Teens 13-18 who have been charged with a Class C misdemeanor are offered the chance to opt in to Teen Court for a $20 fee, as opposed to paying a fine and punishment costs. They’re represented in court by trained volunteer teens acting as attorneys, and punishment in the form of community service is assessed by a jury of other teens.
Court Administrator Jed Tamayo, who accepted the proclamation for the court on Tuesday, said that for the last two years, the program has reached a couple of milestones, and it’s continued to grow.
“This year we garnered first runner-up in the state mock trial competition,” he said. “It’s our second year of entering that contest, so we really have seen the fruits of our efforts with respect to continuing to grow the program.”
Presiding Judge Cyndi Porter Gore said Allen’s team was made up of sophomores and juniors, and the winning team was all seniors.
Although the program has been around for years, it was dormant for a while then gained momentum when Juvenile Case Manager Natasha Castille came on board, according to Gore.
“When Mr. Tamayo recognizes Ms. Castille’s efforts, they truly are what got this thing up and running again,” she said.
She also recognized the teen volunteers who serve as attorneys and jury members, many of whom were in attendance at Tuesday’s meeting.
“This group of young ladies and gentlemen shows up almost every time prepared to take cases even if they didn’t realize they were going to have cases,” Gore said. “They step up whenever others are absent, and many of them here are also on that competitive team that we’ve taken the last two years.”
Now that the program continues to gain steam in the Allen and Lovejoy school districts, Gore said officials are working to take it to the next level.
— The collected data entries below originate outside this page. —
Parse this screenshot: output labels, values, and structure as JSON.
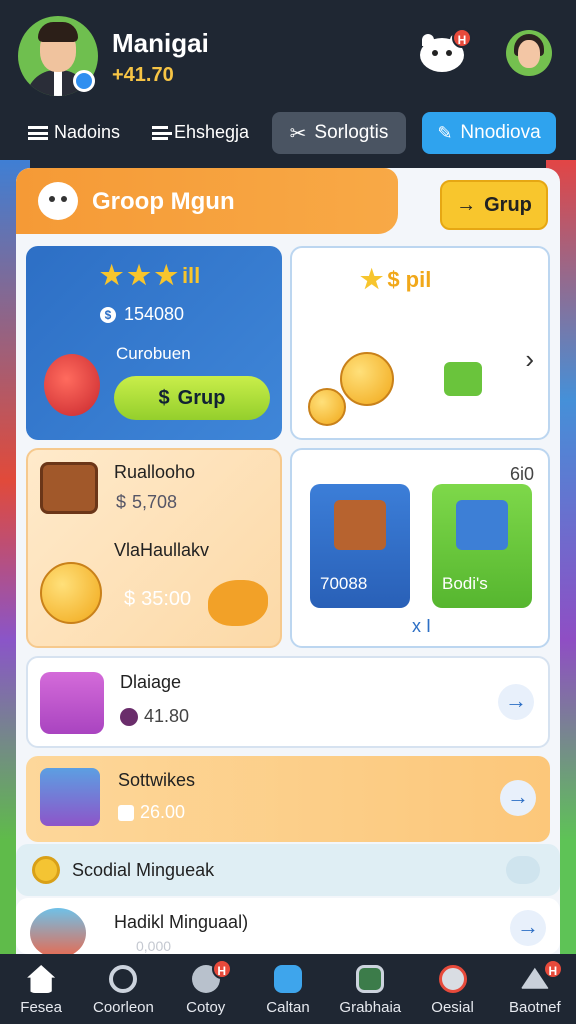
{
  "header": {
    "player_name": "Manigai",
    "player_coins": "+41.70",
    "notification_badge": "H",
    "tabs": [
      {
        "label": "Nadoins"
      },
      {
        "label": "Ehshegja"
      },
      {
        "label": "Sorlogtis"
      },
      {
        "label": "Nnodiova"
      }
    ]
  },
  "banner": {
    "title": "Groop Mgun",
    "button_label": "Grup"
  },
  "tiles": {
    "blue": {
      "stars_text": "ill",
      "amount": "154080",
      "subtitle": "Curobuen",
      "button_label": "Grup"
    },
    "white1": {
      "title": "$ pil"
    },
    "peach": {
      "item1_title": "Ruallooho",
      "item1_value": "5,708",
      "item2_title": "VlaHaullakv",
      "item2_value": "35:00"
    },
    "white2": {
      "corner_label": "6i0",
      "card1_label": "70088",
      "card2_label": "Bodi's",
      "footer_label": "x I"
    }
  },
  "rows": [
    {
      "title": "Dlaiage",
      "value": "41.80"
    },
    {
      "title": "Sottwikes",
      "value": "26.00"
    },
    {
      "title": "Scodial Mingueak",
      "value": ""
    },
    {
      "title": "Hadikl Minguaal)",
      "value": "0,000"
    }
  ],
  "bottom_nav": [
    {
      "label": "Fesea",
      "icon": "home-icon"
    },
    {
      "label": "Coorleon",
      "icon": "clock-icon"
    },
    {
      "label": "Cotoy",
      "icon": "gear-icon",
      "badge": "H"
    },
    {
      "label": "Caltan",
      "icon": "cube-icon"
    },
    {
      "label": "Grabhaia",
      "icon": "camera-icon"
    },
    {
      "label": "Oesial",
      "icon": "globe-icon"
    },
    {
      "label": "Baotnef",
      "icon": "hat-icon",
      "badge": "H"
    }
  ],
  "colors": {
    "background": "#1f2733",
    "banner": "#f59a36",
    "accent_blue": "#2d6fc5",
    "accent_yellow": "#f8c62d",
    "green_button": "#a9dd34"
  }
}
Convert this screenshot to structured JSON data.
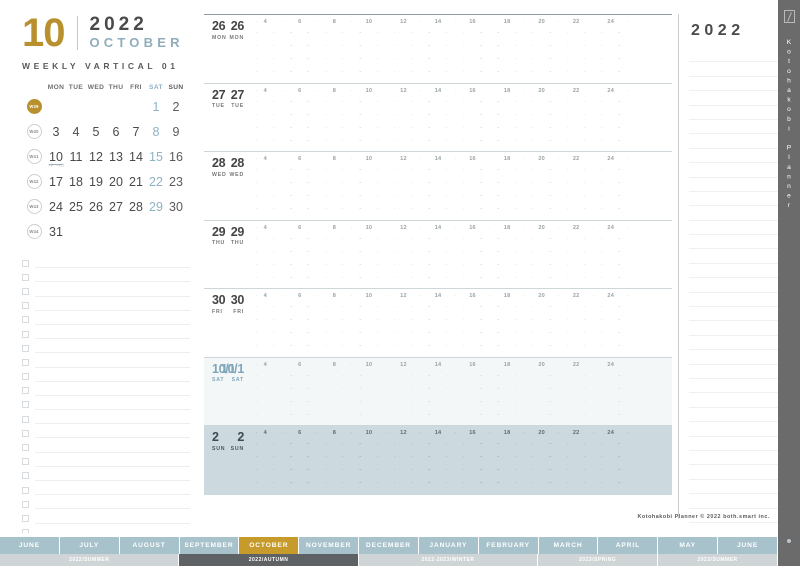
{
  "header": {
    "month_number": "10",
    "year": "2022",
    "month_name": "OCTOBER",
    "subtitle": "WEEKLY VARTICAL 01",
    "accent_gold": "#b8902e",
    "accent_blue": "#8fadbb"
  },
  "mini_calendar": {
    "weekday_headers": [
      "MON",
      "TUE",
      "WED",
      "THU",
      "FRI",
      "SAT",
      "SUN"
    ],
    "rows": [
      {
        "week": "W39",
        "current": true,
        "days": [
          "",
          "",
          "",
          "",
          "",
          "1",
          "2"
        ]
      },
      {
        "week": "W40",
        "current": false,
        "days": [
          "3",
          "4",
          "5",
          "6",
          "7",
          "8",
          "9"
        ]
      },
      {
        "week": "W41",
        "current": false,
        "days": [
          "10",
          "11",
          "12",
          "13",
          "14",
          "15",
          "16"
        ]
      },
      {
        "week": "W42",
        "current": false,
        "days": [
          "17",
          "18",
          "19",
          "20",
          "21",
          "22",
          "23"
        ]
      },
      {
        "week": "W43",
        "current": false,
        "days": [
          "24",
          "25",
          "26",
          "27",
          "28",
          "29",
          "30"
        ]
      },
      {
        "week": "W44",
        "current": false,
        "days": [
          "31",
          "",
          "",
          "",
          "",
          "",
          ""
        ]
      }
    ],
    "holiday_day": "10",
    "holiday_note": "スポーツの日"
  },
  "checklist": {
    "row_count": 20
  },
  "planner": {
    "hour_labels": [
      "4",
      "6",
      "8",
      "10",
      "12",
      "14",
      "16",
      "18",
      "20",
      "22",
      "24"
    ],
    "minor_marks": [
      "·",
      "·",
      "·",
      "·",
      "·",
      "·",
      "·",
      "·",
      "·",
      "·",
      "·",
      "·"
    ],
    "days": [
      {
        "num": "26",
        "abbr": "MON",
        "type": "weekday"
      },
      {
        "num": "27",
        "abbr": "TUE",
        "type": "weekday"
      },
      {
        "num": "28",
        "abbr": "WED",
        "type": "weekday"
      },
      {
        "num": "29",
        "abbr": "THU",
        "type": "weekday"
      },
      {
        "num": "30",
        "abbr": "FRI",
        "type": "weekday"
      },
      {
        "num": "10/1",
        "abbr": "SAT",
        "type": "sat"
      },
      {
        "num": "2",
        "abbr": "SUN",
        "type": "sun"
      }
    ]
  },
  "notes_panel": {
    "year": "2022",
    "line_count": 33
  },
  "vertical_tab": {
    "label": "Kotohakobi Planner",
    "background": "#6b6b6b"
  },
  "credit": {
    "text": "Kotohakobi Planner © 2022 both.smart inc."
  },
  "bottom_tabs": {
    "months": [
      {
        "label": "JUNE",
        "active": false
      },
      {
        "label": "JULY",
        "active": false
      },
      {
        "label": "AUGUST",
        "active": false
      },
      {
        "label": "SEPTEMBER",
        "active": false
      },
      {
        "label": "OCTOBER",
        "active": true
      },
      {
        "label": "NOVEMBER",
        "active": false
      },
      {
        "label": "DECEMBER",
        "active": false
      },
      {
        "label": "JANUARY",
        "active": false
      },
      {
        "label": "FEBRUARY",
        "active": false
      },
      {
        "label": "MARCH",
        "active": false
      },
      {
        "label": "APRIL",
        "active": false
      },
      {
        "label": "MAY",
        "active": false
      },
      {
        "label": "JUNE",
        "active": false
      }
    ],
    "seasons": [
      {
        "label": "2022/SUMMER",
        "span": 3,
        "active": false
      },
      {
        "label": "2022/AUTUMN",
        "span": 3,
        "active": true
      },
      {
        "label": "2022-2023/WINTER",
        "span": 3,
        "active": false
      },
      {
        "label": "2023/SPRING",
        "span": 2,
        "active": false
      },
      {
        "label": "2023/SUMMER",
        "span": 2,
        "active": false
      }
    ]
  }
}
Currently, volunteers go through four-hour training sessions on Saturdays. The forthcoming Teen Court Academy will expand that training into an eight-month process that begins with a two-hour overview and breaks down into one and a half- to two-hour sessions every month. The training sessions will cover court proceedings in smaller parts like opening statements, direct examination, closing arguments, objections and evidence.
“Because of that, we’re also adding different conditions that they have to do to progress through the program,” Gore said. “My ultimate plan is by the time they hit their senior year they’ll be putting on the black robe and be sitting as the judge while Ms. Castille and I are there just to make sure everything runs smoothly. It’ll truly be a teen court.”